While circadian rhythm disruption may be common among some, the research suggests that it may be contributing to a host of diseases that may be prevented by regulating things such as sleep/wake patterns and times of eating to help prevent circadian rhythm disruption. Including prebiotics or probiotics in the diet can also help normalize the effects of circadian rhythm disruption on the intestinal microbiota to reduce the presence of inflammation.
The prevailing theory is that of a "second hit hypothesis" whereby individuals with at-risk lifestyle choices or genetic predispositions will only develop disease if a secondary insult is present. "We believe that chronic circadian rhythm disruption promotes/exacerbates inflammatory-mediated diseases, at least in part, due to changes in the intestinal microbiota," she said.
Inflammation is associated with a number of diseases, including cardiovascular disease and cancer, and can cause organ damage and is associated with increased morbidity and mortality.

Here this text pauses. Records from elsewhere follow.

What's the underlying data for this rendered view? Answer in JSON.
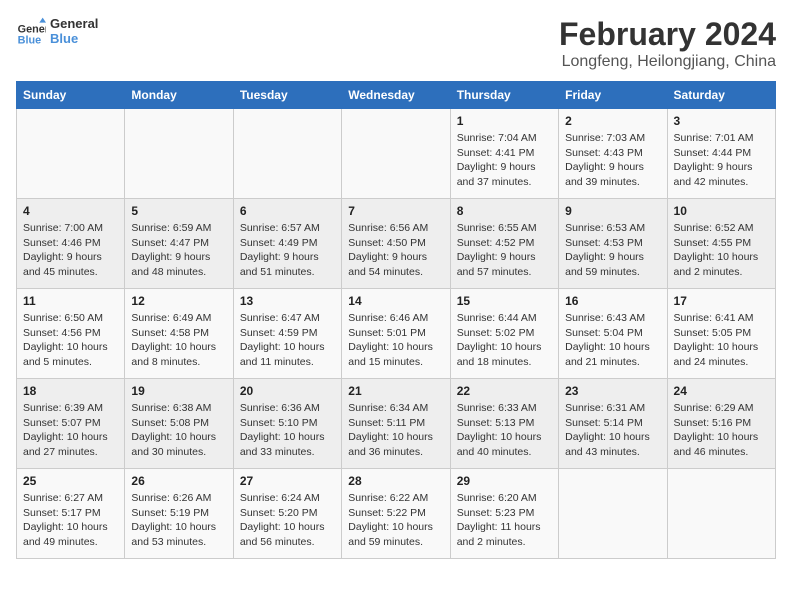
{
  "logo": {
    "text_general": "General",
    "text_blue": "Blue"
  },
  "header": {
    "title": "February 2024",
    "subtitle": "Longfeng, Heilongjiang, China"
  },
  "days_of_week": [
    "Sunday",
    "Monday",
    "Tuesday",
    "Wednesday",
    "Thursday",
    "Friday",
    "Saturday"
  ],
  "weeks": [
    [
      {
        "day": "",
        "info": ""
      },
      {
        "day": "",
        "info": ""
      },
      {
        "day": "",
        "info": ""
      },
      {
        "day": "",
        "info": ""
      },
      {
        "day": "1",
        "info": "Sunrise: 7:04 AM\nSunset: 4:41 PM\nDaylight: 9 hours\nand 37 minutes."
      },
      {
        "day": "2",
        "info": "Sunrise: 7:03 AM\nSunset: 4:43 PM\nDaylight: 9 hours\nand 39 minutes."
      },
      {
        "day": "3",
        "info": "Sunrise: 7:01 AM\nSunset: 4:44 PM\nDaylight: 9 hours\nand 42 minutes."
      }
    ],
    [
      {
        "day": "4",
        "info": "Sunrise: 7:00 AM\nSunset: 4:46 PM\nDaylight: 9 hours\nand 45 minutes."
      },
      {
        "day": "5",
        "info": "Sunrise: 6:59 AM\nSunset: 4:47 PM\nDaylight: 9 hours\nand 48 minutes."
      },
      {
        "day": "6",
        "info": "Sunrise: 6:57 AM\nSunset: 4:49 PM\nDaylight: 9 hours\nand 51 minutes."
      },
      {
        "day": "7",
        "info": "Sunrise: 6:56 AM\nSunset: 4:50 PM\nDaylight: 9 hours\nand 54 minutes."
      },
      {
        "day": "8",
        "info": "Sunrise: 6:55 AM\nSunset: 4:52 PM\nDaylight: 9 hours\nand 57 minutes."
      },
      {
        "day": "9",
        "info": "Sunrise: 6:53 AM\nSunset: 4:53 PM\nDaylight: 9 hours\nand 59 minutes."
      },
      {
        "day": "10",
        "info": "Sunrise: 6:52 AM\nSunset: 4:55 PM\nDaylight: 10 hours\nand 2 minutes."
      }
    ],
    [
      {
        "day": "11",
        "info": "Sunrise: 6:50 AM\nSunset: 4:56 PM\nDaylight: 10 hours\nand 5 minutes."
      },
      {
        "day": "12",
        "info": "Sunrise: 6:49 AM\nSunset: 4:58 PM\nDaylight: 10 hours\nand 8 minutes."
      },
      {
        "day": "13",
        "info": "Sunrise: 6:47 AM\nSunset: 4:59 PM\nDaylight: 10 hours\nand 11 minutes."
      },
      {
        "day": "14",
        "info": "Sunrise: 6:46 AM\nSunset: 5:01 PM\nDaylight: 10 hours\nand 15 minutes."
      },
      {
        "day": "15",
        "info": "Sunrise: 6:44 AM\nSunset: 5:02 PM\nDaylight: 10 hours\nand 18 minutes."
      },
      {
        "day": "16",
        "info": "Sunrise: 6:43 AM\nSunset: 5:04 PM\nDaylight: 10 hours\nand 21 minutes."
      },
      {
        "day": "17",
        "info": "Sunrise: 6:41 AM\nSunset: 5:05 PM\nDaylight: 10 hours\nand 24 minutes."
      }
    ],
    [
      {
        "day": "18",
        "info": "Sunrise: 6:39 AM\nSunset: 5:07 PM\nDaylight: 10 hours\nand 27 minutes."
      },
      {
        "day": "19",
        "info": "Sunrise: 6:38 AM\nSunset: 5:08 PM\nDaylight: 10 hours\nand 30 minutes."
      },
      {
        "day": "20",
        "info": "Sunrise: 6:36 AM\nSunset: 5:10 PM\nDaylight: 10 hours\nand 33 minutes."
      },
      {
        "day": "21",
        "info": "Sunrise: 6:34 AM\nSunset: 5:11 PM\nDaylight: 10 hours\nand 36 minutes."
      },
      {
        "day": "22",
        "info": "Sunrise: 6:33 AM\nSunset: 5:13 PM\nDaylight: 10 hours\nand 40 minutes."
      },
      {
        "day": "23",
        "info": "Sunrise: 6:31 AM\nSunset: 5:14 PM\nDaylight: 10 hours\nand 43 minutes."
      },
      {
        "day": "24",
        "info": "Sunrise: 6:29 AM\nSunset: 5:16 PM\nDaylight: 10 hours\nand 46 minutes."
      }
    ],
    [
      {
        "day": "25",
        "info": "Sunrise: 6:27 AM\nSunset: 5:17 PM\nDaylight: 10 hours\nand 49 minutes."
      },
      {
        "day": "26",
        "info": "Sunrise: 6:26 AM\nSunset: 5:19 PM\nDaylight: 10 hours\nand 53 minutes."
      },
      {
        "day": "27",
        "info": "Sunrise: 6:24 AM\nSunset: 5:20 PM\nDaylight: 10 hours\nand 56 minutes."
      },
      {
        "day": "28",
        "info": "Sunrise: 6:22 AM\nSunset: 5:22 PM\nDaylight: 10 hours\nand 59 minutes."
      },
      {
        "day": "29",
        "info": "Sunrise: 6:20 AM\nSunset: 5:23 PM\nDaylight: 11 hours\nand 2 minutes."
      },
      {
        "day": "",
        "info": ""
      },
      {
        "day": "",
        "info": ""
      }
    ]
  ]
}
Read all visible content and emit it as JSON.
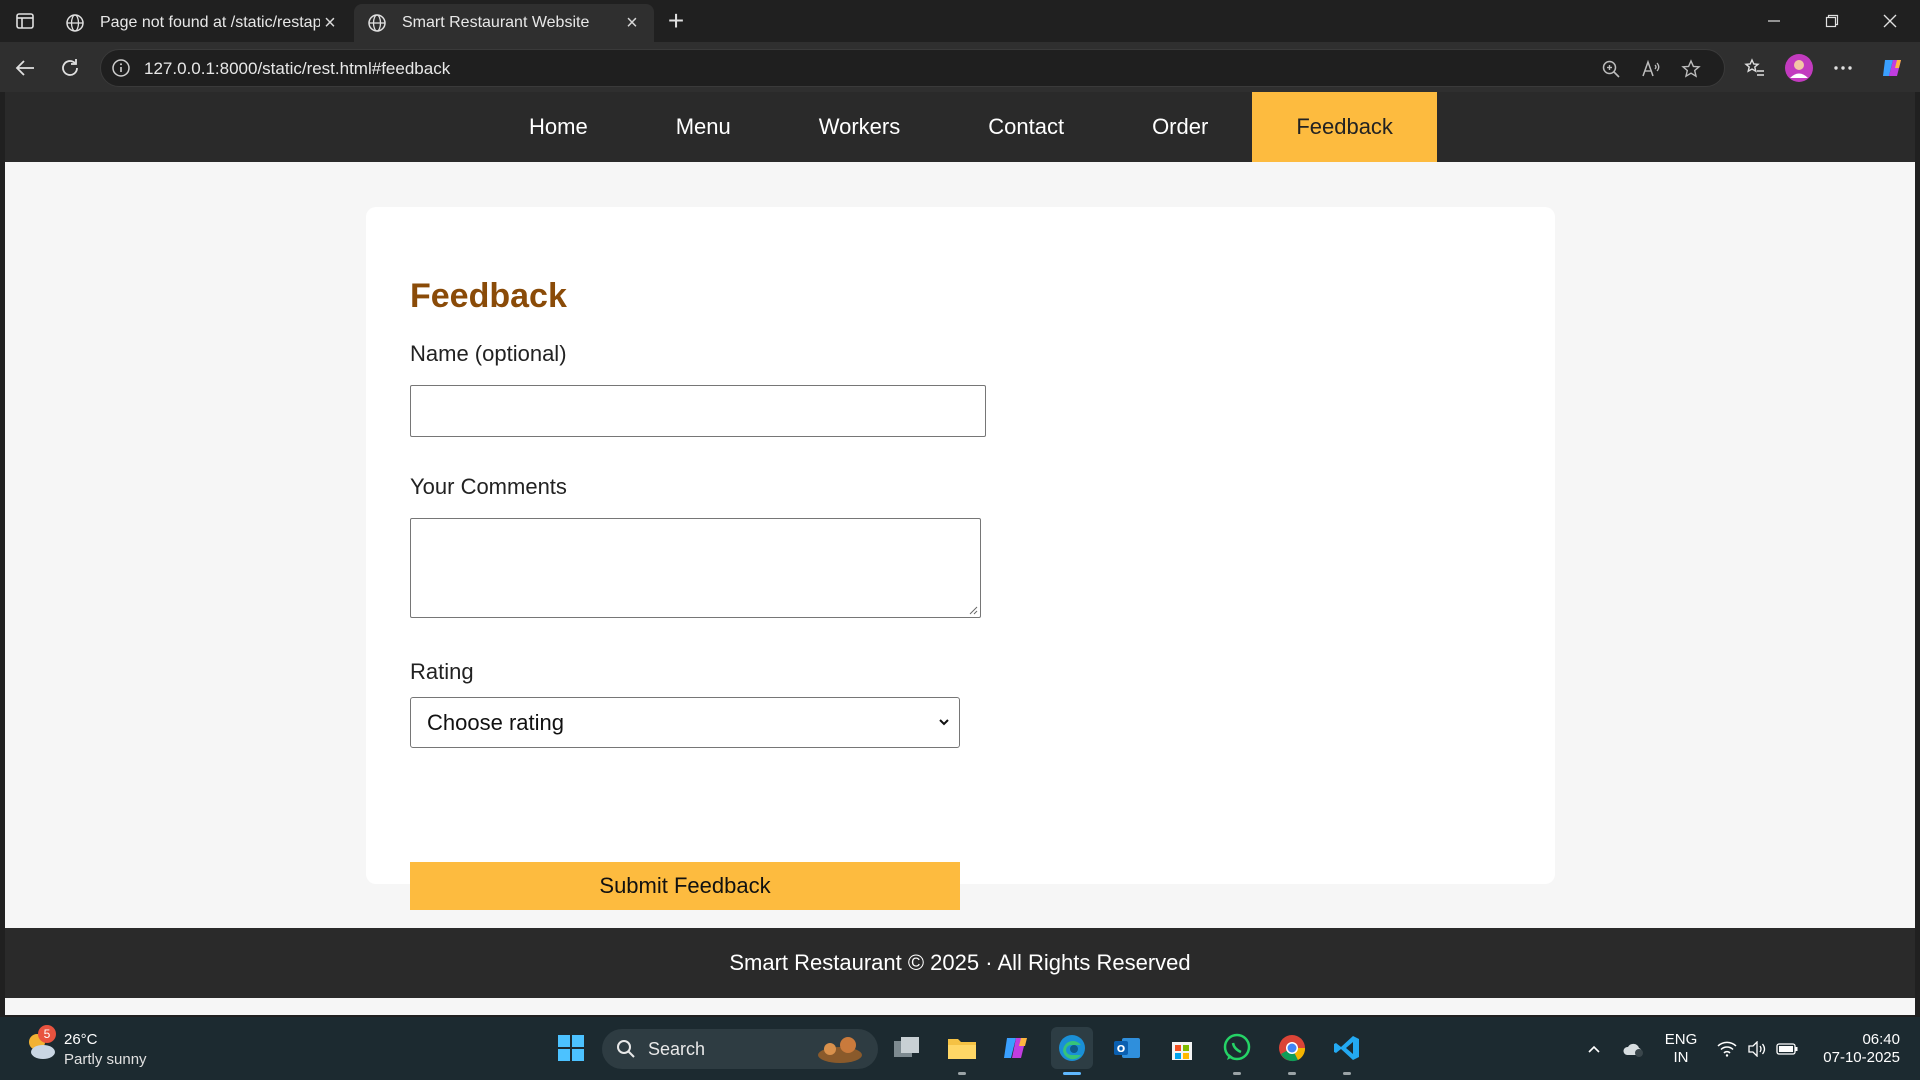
{
  "browser": {
    "tabs": [
      {
        "title": "Page not found at /static/restapp",
        "active": false
      },
      {
        "title": "Smart Restaurant Website",
        "active": true
      }
    ],
    "url": "127.0.0.1:8000/static/rest.html#feedback"
  },
  "site": {
    "nav": [
      "Home",
      "Menu",
      "Workers",
      "Contact",
      "Order",
      "Feedback"
    ],
    "active_nav": "Feedback",
    "accent_color": "#fdbb3f",
    "heading_color": "#8a4b08",
    "feedback": {
      "heading": "Feedback",
      "name_label": "Name (optional)",
      "name_value": "",
      "comments_label": "Your Comments",
      "comments_value": "",
      "rating_label": "Rating",
      "rating_selected": "Choose rating",
      "submit_label": "Submit Feedback"
    },
    "footer": "Smart Restaurant © 2025 · All Rights Reserved"
  },
  "taskbar": {
    "weather": {
      "badge": "5",
      "temp": "26°C",
      "condition": "Partly sunny"
    },
    "search_label": "Search",
    "lang": "ENG",
    "region": "IN",
    "time": "06:40",
    "date": "07-10-2025"
  }
}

In the study, male mice had their cycles of exposure to light and dark reversed on a weekly basis (i.e., "shifted"), an experience that is known to disrupt an organism's innate circadian rhythm. Some of the mice ate standard food; others ate a high-fat, high-sugar diet. Researchers found that the microbiota of the mice that had their circadian rhythms disrupted were significantly different from that of the control group - but only if they had consumed the high-fat, high-sugar diet.
All the mice that ate the high-fat, high-sugar diet displayed changes in the makeup of the microorganisms in their guts, regardless of circadian status. However, mice that ate the high-fat, high-sugar diet, and had circadian-rhythm disruptions, had higher concentrations of bacteria that are known to promote inflammation than any of the other mice in the study. Disrupting the circadian rhythms of the mice fed standard chow did not significantly affect the microbiota in their intestines.

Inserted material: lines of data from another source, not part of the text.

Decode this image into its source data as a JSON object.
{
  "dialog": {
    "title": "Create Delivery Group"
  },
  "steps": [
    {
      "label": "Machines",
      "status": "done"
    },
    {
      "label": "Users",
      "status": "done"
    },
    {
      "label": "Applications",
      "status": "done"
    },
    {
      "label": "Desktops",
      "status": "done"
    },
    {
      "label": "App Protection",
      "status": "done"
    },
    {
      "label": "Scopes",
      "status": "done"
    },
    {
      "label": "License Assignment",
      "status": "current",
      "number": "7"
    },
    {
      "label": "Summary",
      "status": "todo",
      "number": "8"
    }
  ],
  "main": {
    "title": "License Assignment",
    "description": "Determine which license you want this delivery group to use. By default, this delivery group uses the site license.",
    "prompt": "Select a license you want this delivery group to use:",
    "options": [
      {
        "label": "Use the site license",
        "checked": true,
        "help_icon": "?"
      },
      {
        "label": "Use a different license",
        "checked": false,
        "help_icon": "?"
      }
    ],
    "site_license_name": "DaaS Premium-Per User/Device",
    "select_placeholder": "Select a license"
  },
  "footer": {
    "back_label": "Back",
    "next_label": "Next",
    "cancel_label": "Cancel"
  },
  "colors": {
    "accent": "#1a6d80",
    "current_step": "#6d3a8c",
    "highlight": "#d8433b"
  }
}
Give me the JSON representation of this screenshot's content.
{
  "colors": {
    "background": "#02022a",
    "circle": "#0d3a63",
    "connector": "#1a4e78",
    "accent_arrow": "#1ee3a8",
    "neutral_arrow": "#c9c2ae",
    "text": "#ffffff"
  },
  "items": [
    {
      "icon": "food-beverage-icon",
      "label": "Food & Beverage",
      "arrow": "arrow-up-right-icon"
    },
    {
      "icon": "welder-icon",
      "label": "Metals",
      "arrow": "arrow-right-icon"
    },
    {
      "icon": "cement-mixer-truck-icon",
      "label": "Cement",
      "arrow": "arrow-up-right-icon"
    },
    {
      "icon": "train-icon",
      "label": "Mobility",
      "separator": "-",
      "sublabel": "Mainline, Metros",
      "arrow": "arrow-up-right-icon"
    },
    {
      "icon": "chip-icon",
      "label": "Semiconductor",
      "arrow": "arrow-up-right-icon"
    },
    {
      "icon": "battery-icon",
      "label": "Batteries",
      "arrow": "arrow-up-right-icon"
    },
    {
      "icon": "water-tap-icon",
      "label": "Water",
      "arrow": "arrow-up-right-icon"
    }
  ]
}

These findings support previous studies that have shown that the negative effects of circadian disruption are subtle enough that "a second environmental insult is often necessary to reveal [their] deleterious effects," the study says.

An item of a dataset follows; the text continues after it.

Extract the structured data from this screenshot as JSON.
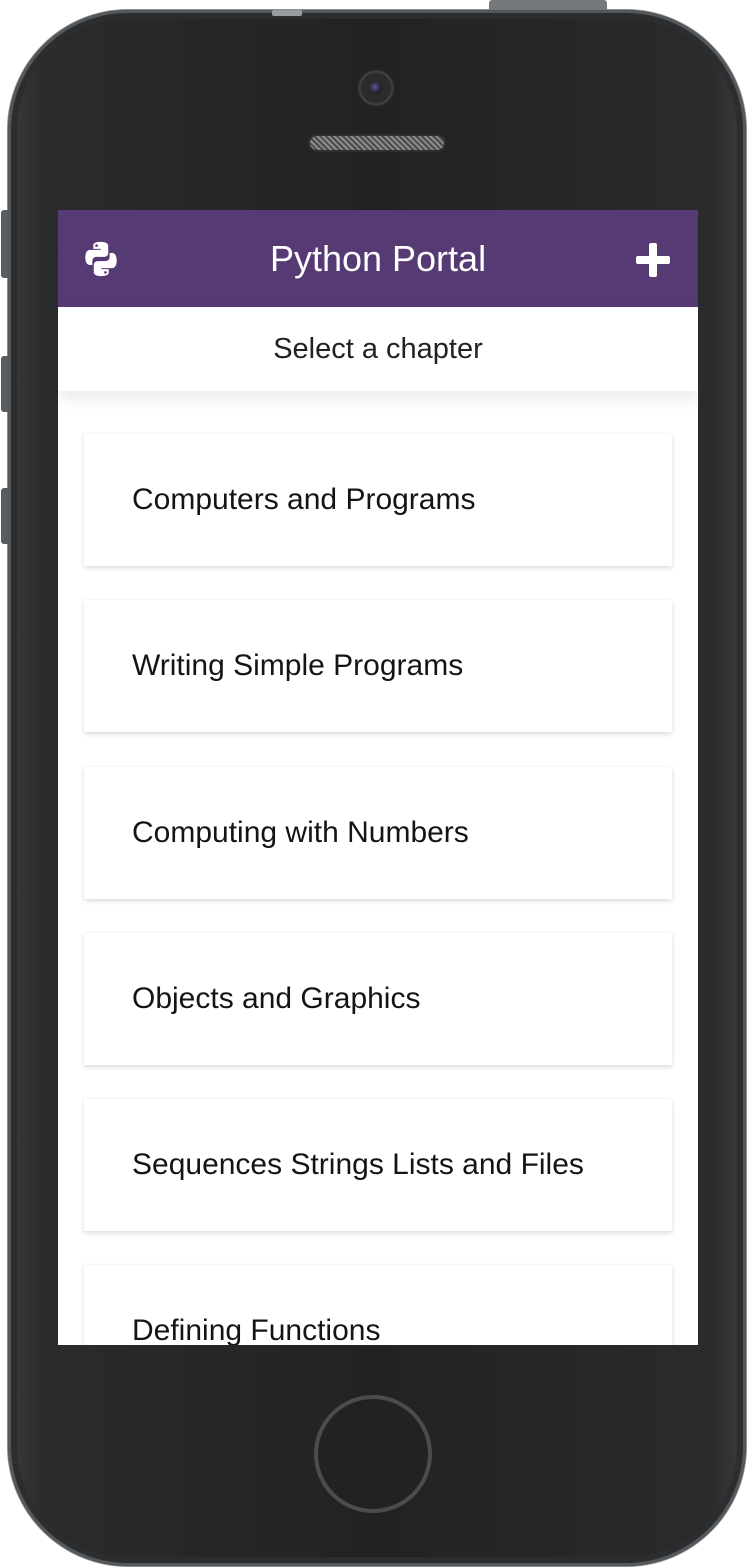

Many people have their circadian rhythms disrupted on a regular basis - shift workers like nurses, doctors, firefighters and policemen. "Other people have social jet lag,' a lifestyle pattern that leads them to maintain a normal schedule on weekdays, but then stay up late and sleep in on the weekends," Voigt said.
"Looking forward, we would like to functionally evaluate how circadian rhythm disruption may influence diseases including colon cancer, which may in part be the consequence of altered intestinal microbiota," she concluded.
The study received support from the National Institute on Alcohol Abuse and Alcoholism. The research was conducted at Rush University Medical Center and included work from collaborators from the University of Illinois at Chicago and Northwestern University.